Subo as pernas as deixando juntas, coloco a cabeça dentre elas tentando tapar o som que sai ao lado de fora.
— Soraya!
— Me deixe em paz!
Após alguns segundos, a porta é aberta abruptamente. Com seu traje típico, chapéu e calça jeans, ofegante, ele mira profundamente meus olhos.
— O que houve meu amor?
O analiso da cabeça aos pés. Deus me livre permanecer mais um minuto ao seu lado. Realmente é como minha mãe diz. Um maltrapilho, pobre, condenado a viver na miséria. Nunca poderá me dar o que eu mereço. Sebástian não é homem para mim.
— Eu lhe vi correndo ao banheiro. Conheço você desde quando era uma criancinha. Sei que quando está com medo se protege e não deixa ninguém penetrar. Agacha ficando a minha altura. — Minha linda. Encaixa dois dedos ao meu queixo o erguendo. — Me diga o que houve.
— Houve nada, me solta! Bato em sua mão. Me afasto ao mesmo tempo que escondo o teste atrás das costas. — Não temos nada para falar. Eu só passei mal e vim ao banheiro. Para de querer me controlar, eu odeio isso! Tem como esquecer um pouco que eu existo e me deixar viver em paz!
— Não, não tem! Você é minha mulher. Irá me dever satisfações até eu morrer. Junta as sobrancelhas. — Soraya, eu te amo, vamos tentar nos acertar. Não é possível que queira viver nesse pé de guerra para sempre. Somos casados, marido e mulher, temos que viver em união, como Deus manda. Tenta chegar perto. Recuo novamente.

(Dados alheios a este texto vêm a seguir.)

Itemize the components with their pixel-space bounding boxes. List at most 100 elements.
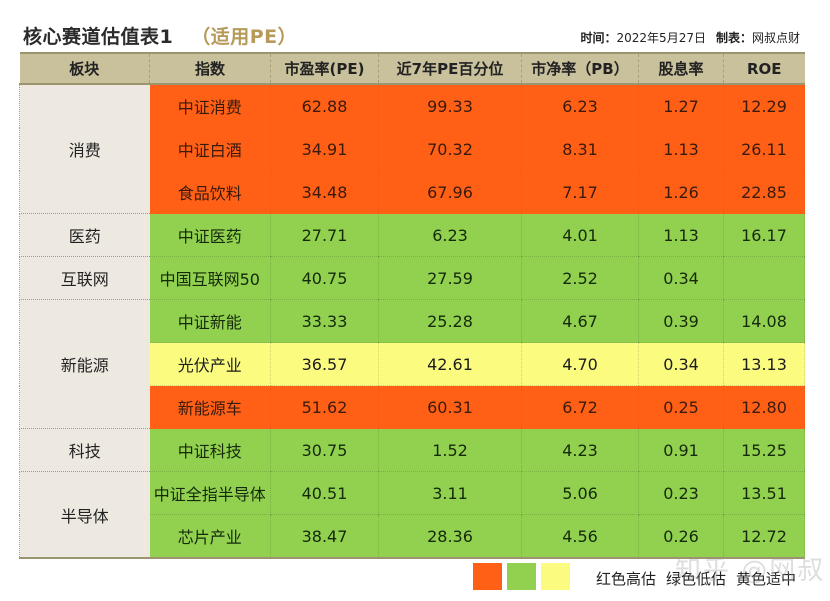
- dividend-cell: 0.34: [638, 256, 724, 300]
- pb-cell: 4.23: [521, 428, 639, 472]
- sector-cell: 消费: [19, 84, 150, 214]
- index-cell: 中证医药: [149, 213, 271, 257]
- index-cell: 中国互联网50: [149, 256, 271, 300]
- sector-cell: 新能源: [19, 299, 150, 429]
- col-header-pe-percentile: 近7年PE百分位: [378, 52, 522, 85]
- roe-cell: 12.29: [723, 84, 805, 128]
- index-cell: 新能源车: [149, 385, 271, 429]
- dividend-cell: 0.26: [638, 514, 724, 559]
- watermark: 知乎 @网叔: [675, 556, 826, 586]
- meta-info: 时间：2022年5月27日 制表：网叔点财: [581, 29, 801, 46]
- index-cell: 中证消费: [149, 84, 271, 128]
- time-value: 2022年5月27日: [616, 31, 706, 45]
- legend-swatch-green: [507, 563, 536, 590]
- pb-cell: 6.72: [521, 385, 639, 429]
- pb-cell: 8.31: [521, 127, 639, 171]
- author-value: 网叔点财: [751, 31, 800, 45]
- pe-cell: 34.91: [270, 127, 379, 171]
- legend-swatch-red: [473, 563, 502, 590]
- sector-cell: 科技: [19, 428, 150, 472]
- table-row: 新能源 中证新能 33.33 25.28 4.67 0.39 14.08: [19, 299, 805, 429]
- dividend-cell: 0.39: [638, 299, 724, 343]
- table-row: 食品饮料 34.48 67.96 7.17 1.26 22.85: [20, 170, 805, 214]
- pb-cell: 4.70: [521, 342, 639, 386]
- sector-cell: 半导体: [19, 471, 150, 559]
- legend-label-green: 绿色低估: [666, 570, 727, 588]
- index-cell: 中证新能: [149, 299, 271, 343]
- pe-percentile-cell: 60.31: [378, 385, 522, 429]
- table-row: 半导体 中证全指半导体 40.51 3.11 5.06 0.23 13.51: [19, 471, 805, 559]
- pe-percentile-cell: 27.59: [378, 256, 522, 300]
- roe-cell: 12.72: [723, 514, 805, 559]
- index-cell: 中证科技: [149, 428, 271, 472]
- title-bar: 核心赛道估值表1 （适用PE） 时间：2022年5月27日 制表：网叔点财: [19, 22, 804, 50]
- roe-cell: 14.08: [723, 299, 805, 343]
- dividend-cell: 0.34: [638, 342, 724, 386]
- dividend-cell: 0.23: [638, 471, 724, 515]
- table-row: 新能源车 51.62 60.31 6.72 0.25 12.80: [20, 385, 805, 429]
- pb-cell: 6.23: [521, 84, 639, 128]
- pe-percentile-cell: 6.23: [378, 213, 522, 257]
- pe-percentile-cell: 67.96: [378, 170, 522, 214]
- pe-percentile-cell: 25.28: [378, 299, 522, 343]
- pe-percentile-cell: 1.52: [378, 428, 522, 472]
- roe-cell: 13.51: [723, 471, 805, 515]
- col-header-index: 指数: [149, 52, 271, 85]
- roe-cell: [723, 256, 805, 300]
- pe-cell: 30.75: [270, 428, 379, 472]
- col-header-roe: ROE: [723, 52, 805, 85]
- roe-cell: 16.17: [723, 213, 805, 257]
- roe-cell: 13.13: [723, 342, 805, 386]
- roe-cell: 15.25: [723, 428, 805, 472]
- pb-cell: 4.01: [521, 213, 639, 257]
- title-text: 核心赛道估值表1: [23, 26, 174, 48]
- table-row: 中证白酒 34.91 70.32 8.31 1.13 26.11: [20, 127, 805, 171]
- table-row: 消费 中证消费 62.88 99.33 6.23 1.27 12.29: [19, 84, 805, 214]
- table-row: 芯片产业 38.47 28.36 4.56 0.26 12.72: [20, 514, 805, 559]
- index-cell: 食品饮料: [149, 170, 271, 214]
- dividend-cell: 0.25: [638, 385, 724, 429]
- pb-cell: 7.17: [521, 170, 639, 214]
- valuation-table: 板块 指数 市盈率(PE) 近7年PE百分位 市净率（PB） 股息率 ROE 消…: [19, 52, 805, 559]
- col-header-pe: 市盈率(PE): [270, 52, 379, 85]
- legend-label-yellow: 黄色适中: [736, 570, 797, 588]
- pb-cell: 4.67: [521, 299, 639, 343]
- index-cell: 芯片产业: [149, 514, 271, 559]
- dividend-cell: 1.13: [638, 127, 724, 171]
- pe-cell: 38.47: [270, 514, 379, 559]
- pe-cell: 51.62: [270, 385, 379, 429]
- sector-cell: 互联网: [19, 256, 150, 300]
- roe-cell: 22.85: [723, 170, 805, 214]
- dividend-cell: 0.91: [638, 428, 724, 472]
- pe-cell: 36.57: [270, 342, 379, 386]
- pe-cell: 40.51: [270, 471, 379, 515]
- legend-labels: 红色高估 绿色低估 黄色适中: [596, 568, 806, 589]
- pe-cell: 40.75: [270, 256, 379, 300]
- pe-percentile-cell: 99.33: [378, 84, 522, 128]
- col-header-dividend: 股息率: [638, 52, 724, 85]
- pe-cell: 34.48: [270, 170, 379, 214]
- col-header-pb: 市净率（PB）: [521, 52, 639, 85]
- index-cell: 中证白酒: [149, 127, 271, 171]
- dividend-cell: 1.27: [638, 84, 724, 128]
- legend-label-red: 红色高估: [596, 570, 657, 588]
- title-subtitle: （适用PE）: [191, 26, 298, 48]
- time-label: 时间：: [580, 31, 617, 45]
- dividend-cell: 1.13: [638, 213, 724, 257]
- table-row: 互联网 中国互联网50 40.75 27.59 2.52 0.34: [19, 256, 805, 300]
- roe-cell: 12.80: [723, 385, 805, 429]
- col-header-sector: 板块: [19, 52, 150, 85]
- author-label: 制表：: [715, 31, 752, 45]
- pe-cell: 33.33: [270, 299, 379, 343]
- index-cell: 中证全指半导体: [149, 471, 271, 515]
- pe-percentile-cell: 28.36: [378, 514, 522, 559]
- header-row: 板块 指数 市盈率(PE) 近7年PE百分位 市净率（PB） 股息率 ROE: [19, 52, 805, 85]
- pb-cell: 4.56: [521, 514, 639, 559]
- table-row: 科技 中证科技 30.75 1.52 4.23 0.91 15.25: [19, 428, 805, 472]
- pe-percentile-cell: 42.61: [378, 342, 522, 386]
- roe-cell: 26.11: [723, 127, 805, 171]
- pe-cell: 62.88: [270, 84, 379, 128]
- dividend-cell: 1.26: [638, 170, 724, 214]
- page-title: 核心赛道估值表1 （适用PE）: [23, 22, 297, 49]
- table-row: 光伏产业 36.57 42.61 4.70 0.34 13.13: [20, 342, 805, 386]
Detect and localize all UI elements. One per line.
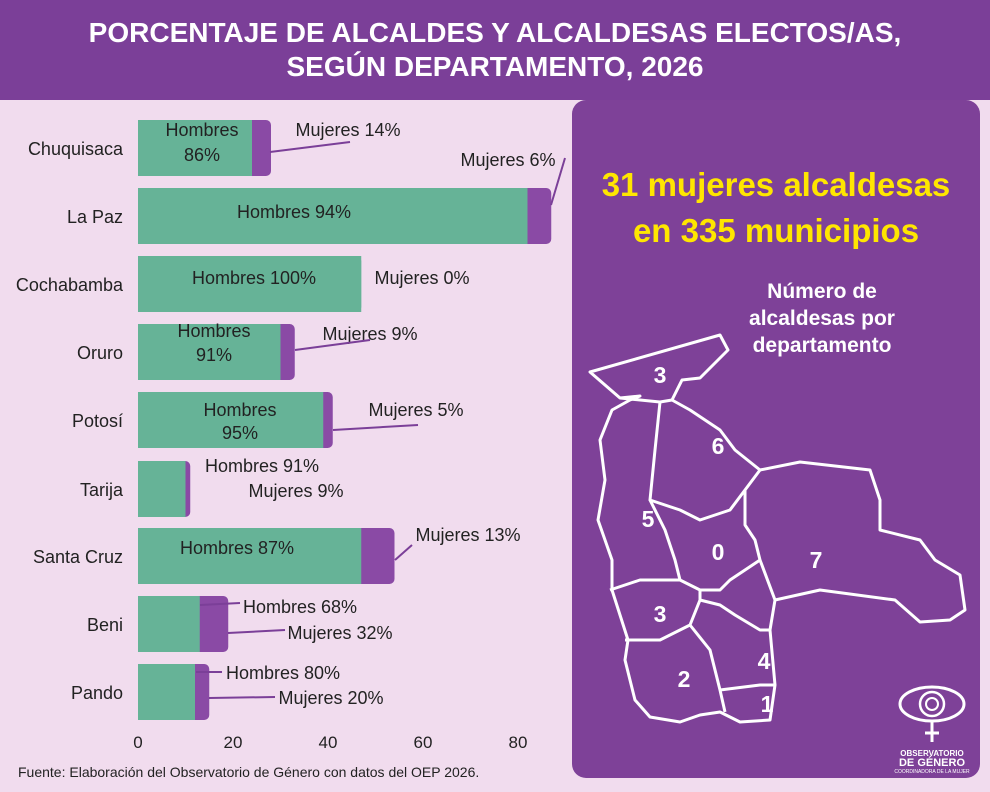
x-tick-label: 40 [319, 733, 338, 752]
bar-hombres [138, 596, 200, 652]
headline-line-1: 31 mujeres alcaldesas [601, 166, 951, 203]
eye-venus-icon [898, 685, 966, 742]
hombres-label: Hombres [177, 321, 250, 341]
hombres-label: 95% [222, 423, 258, 443]
category-label: Chuquisaca [28, 139, 124, 159]
x-tick-label: 80 [509, 733, 528, 752]
category-label: Beni [87, 615, 123, 635]
leader-line [332, 424, 419, 431]
hombres-label: 91% [196, 345, 232, 365]
mujeres-label: Mujeres 20% [278, 688, 383, 708]
category-label: Pando [71, 683, 123, 703]
map-value-la-paz: 5 [642, 506, 655, 532]
hombres-label: 86% [184, 145, 220, 165]
bar-hombres [138, 528, 362, 584]
department-border [648, 401, 762, 522]
map-value-potos-: 2 [678, 666, 691, 692]
mujeres-label: Mujeres 5% [368, 400, 463, 420]
logo-text: OBSERVATORIO [900, 749, 964, 758]
hombres-label: Hombres 80% [226, 663, 340, 683]
department-border [609, 490, 762, 592]
hombres-label: Hombres [165, 120, 238, 140]
map-title: Número de alcaldesas por departamento [692, 278, 952, 359]
mujeres-label: Mujeres 14% [295, 120, 400, 140]
map-value-cochabamba: 0 [712, 539, 725, 565]
department-border [758, 559, 777, 601]
leader-line [550, 157, 566, 206]
x-tick-label: 60 [414, 733, 433, 752]
leader-line [294, 339, 371, 351]
country-outline [588, 333, 967, 724]
bolivia-map: 3 6 5 0 7 3 2 4 1 [588, 333, 967, 724]
mujeres-label: Mujeres 9% [322, 324, 417, 344]
mujeres-label: Mujeres 13% [415, 525, 520, 545]
leader-line [227, 629, 286, 634]
bar-hombres [138, 188, 528, 244]
category-label: Cochabamba [16, 275, 124, 295]
category-label: Oruro [77, 343, 123, 363]
map-value-oruro: 3 [654, 601, 667, 627]
logo-text: DE GÉNERO [898, 757, 965, 769]
logo-text: COORDINADORA DE LA MUJER [894, 769, 970, 775]
bar-hombres [138, 120, 252, 176]
leader-line [208, 696, 276, 699]
map-value-beni: 6 [712, 433, 725, 459]
mujeres-label: Mujeres 0% [374, 268, 469, 288]
headline-line-2: en 335 municipios [632, 212, 920, 249]
leader-line [269, 141, 351, 153]
department-border [699, 598, 770, 632]
bar-hombres [138, 461, 186, 517]
hombres-label: Hombres 68% [243, 597, 357, 617]
bar-hombres [138, 256, 362, 312]
hombres-label: Hombres 94% [237, 202, 351, 222]
bar-hombres [138, 392, 324, 448]
leader-line [199, 602, 241, 606]
summary-panel: 3 6 5 0 7 3 2 4 1 31 mujeres alcaldesas en 335 m… [572, 100, 980, 778]
title-line-2: SEGÚN DEPARTAMENTO, 2026 [286, 51, 704, 82]
bar-hombres [138, 664, 195, 720]
bar-chart: Chuquisaca Hombres 86% Mujeres 14% La Paz Hom… [16, 120, 566, 752]
title-line-1: PORCENTAJE DE ALCALDES Y ALCALDESAS ELEC… [88, 17, 902, 48]
chart-title: PORCENTAJE DE ALCALDES Y ALCALDESAS ELEC… [0, 0, 990, 100]
source-note: Fuente: Elaboración del Observatorio de … [18, 764, 480, 780]
map-title-line: departamento [752, 334, 892, 357]
leader-line [394, 544, 413, 561]
category-label: Potosí [72, 411, 123, 431]
mujeres-label: Mujeres 9% [248, 481, 343, 501]
map-title-line: alcaldesas por [749, 307, 895, 330]
x-tick-label: 0 [133, 733, 142, 752]
headline: 31 mujeres alcaldesas en 335 municipios [572, 162, 980, 254]
mujeres-label: Mujeres 6% [460, 150, 555, 170]
map-value-santa-cruz: 7 [810, 547, 823, 573]
department-border [648, 499, 682, 581]
hombres-label: Hombres 91% [205, 456, 319, 476]
department-border [688, 624, 727, 713]
hombres-label: Hombres 100% [192, 268, 316, 288]
hombres-label: Hombres [203, 400, 276, 420]
map-value-chuquisaca: 4 [758, 648, 771, 674]
bar-hombres [138, 324, 281, 380]
map-value-pando: 3 [654, 362, 667, 388]
category-label: Santa Cruz [33, 547, 123, 567]
mujeres-label: Mujeres 32% [287, 623, 392, 643]
hombres-label: Hombres 87% [180, 538, 294, 558]
x-tick-label: 20 [224, 733, 243, 752]
category-label: Tarija [80, 480, 124, 500]
department-border [719, 683, 775, 692]
map-title-line: Número de [767, 280, 877, 303]
observatorio-logo: OBSERVATORIO DE GÉNERO COORDINADORA DE L… [892, 682, 972, 775]
category-label: La Paz [67, 207, 123, 227]
map-value-tarija: 1 [761, 691, 774, 717]
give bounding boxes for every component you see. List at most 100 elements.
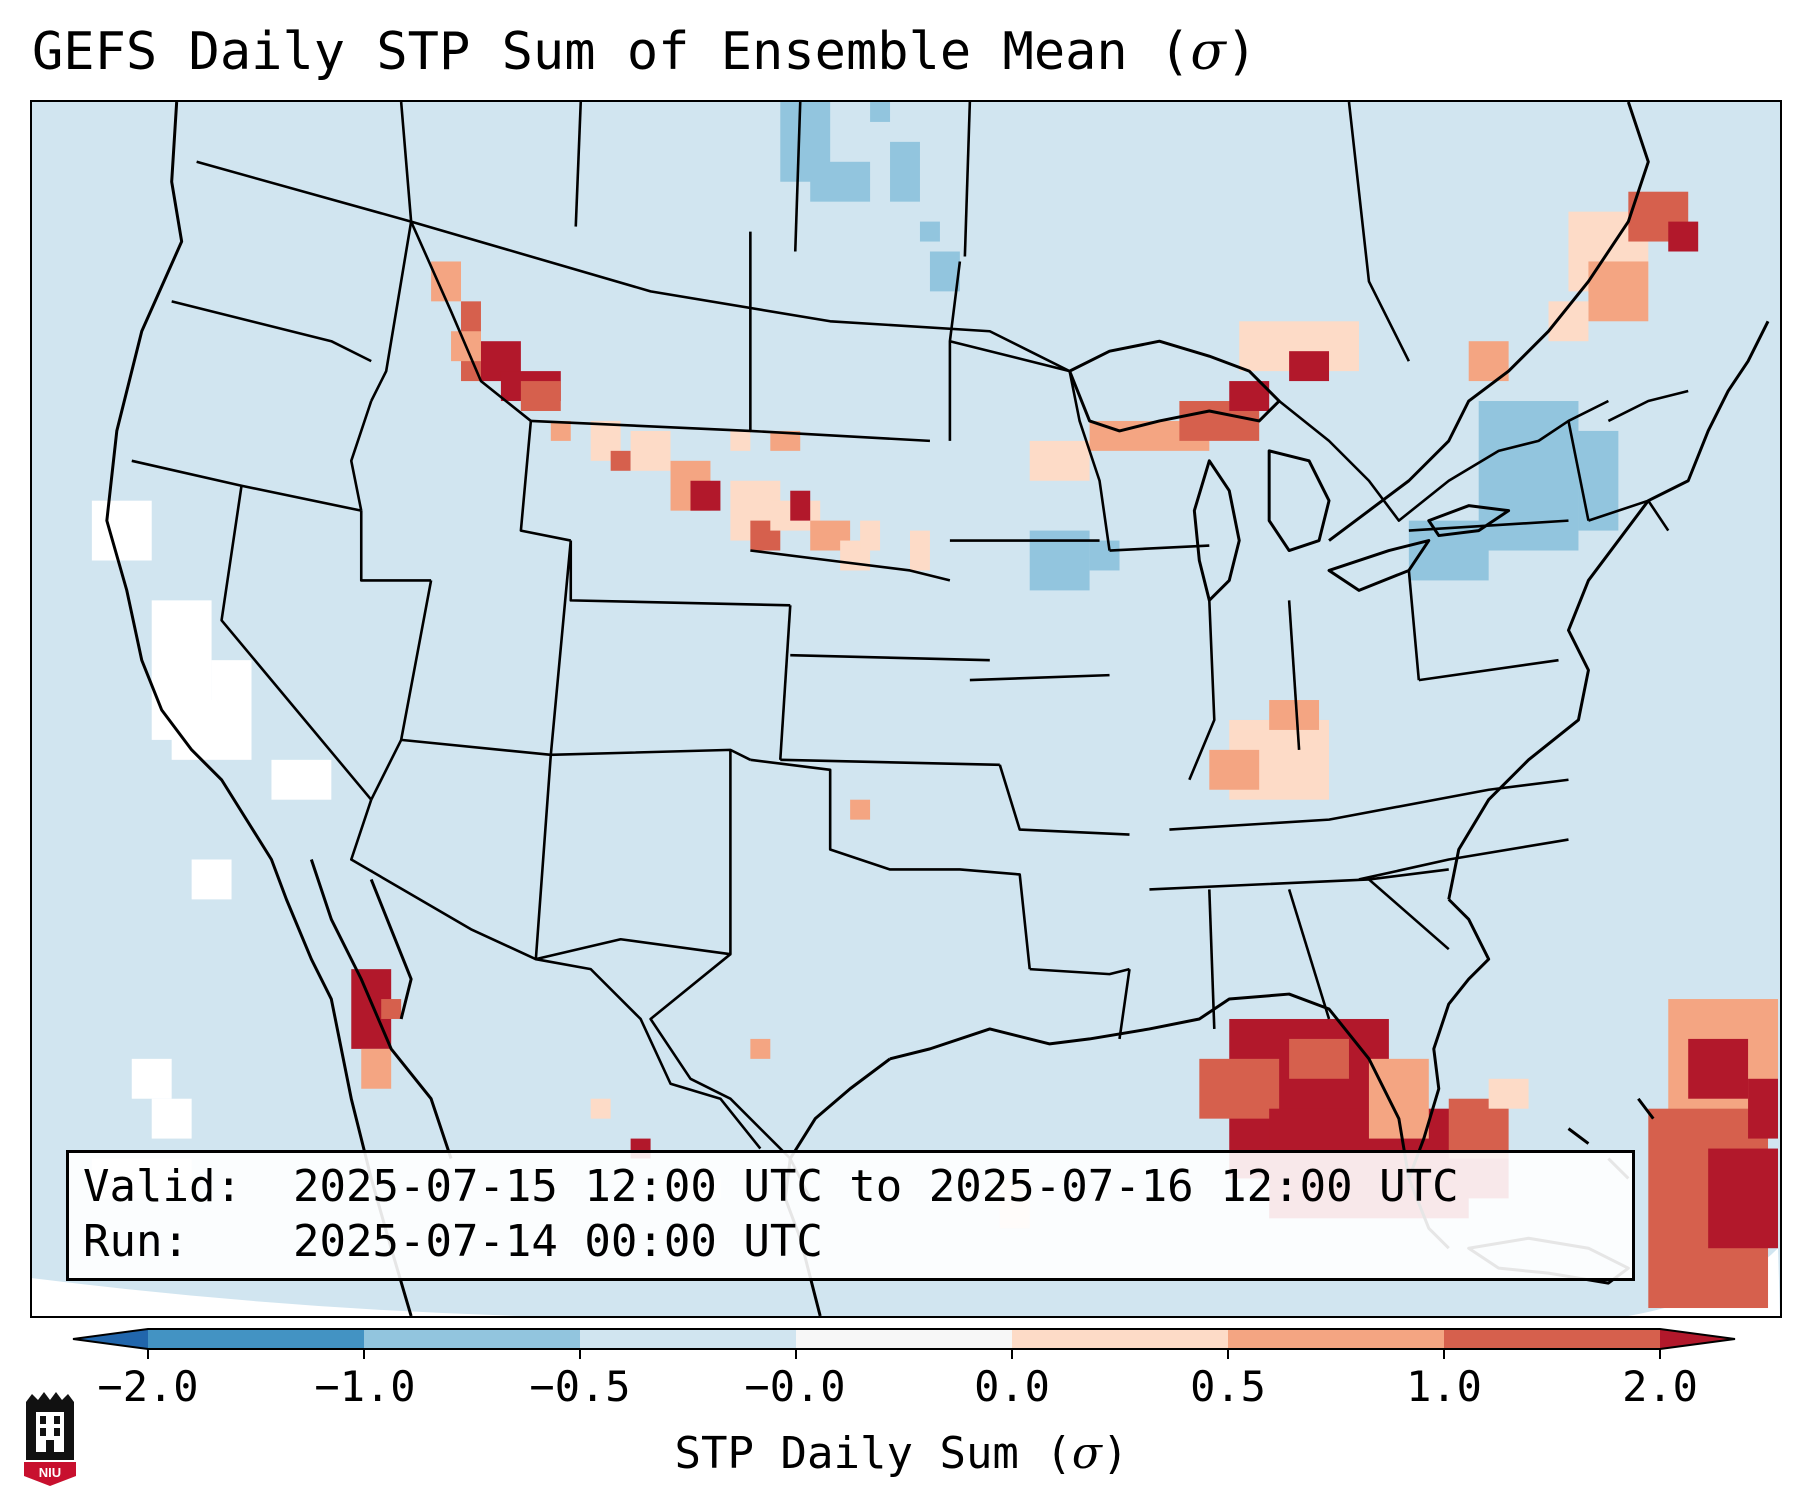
stp-field-cell [1578,430,1619,531]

— Eu não quero me acertar com você. Eu não quero mais morar nessa fazenda. Quantas vezes eu te pedi para arrumar uma casa melhor, um emprego decente, que te pagasse o suficiente para vivermos bem? Mas não. Você se contenta com migalhas.
— Temos um teto sobre a cabeça, alimento a vontade a nossa disposição. Olhe a nossa plantação, é vasta! Podemos comer do nosso fruto. Em relação ao dinheiro, eu te peço somente um ano, somente um ano para prosperar. Eu lhe prometo meu amor, eu serei o homem mais rico de toda essa região, lhe darei tudo o que quiser, nunca mais irá se preocupar com dinheiro.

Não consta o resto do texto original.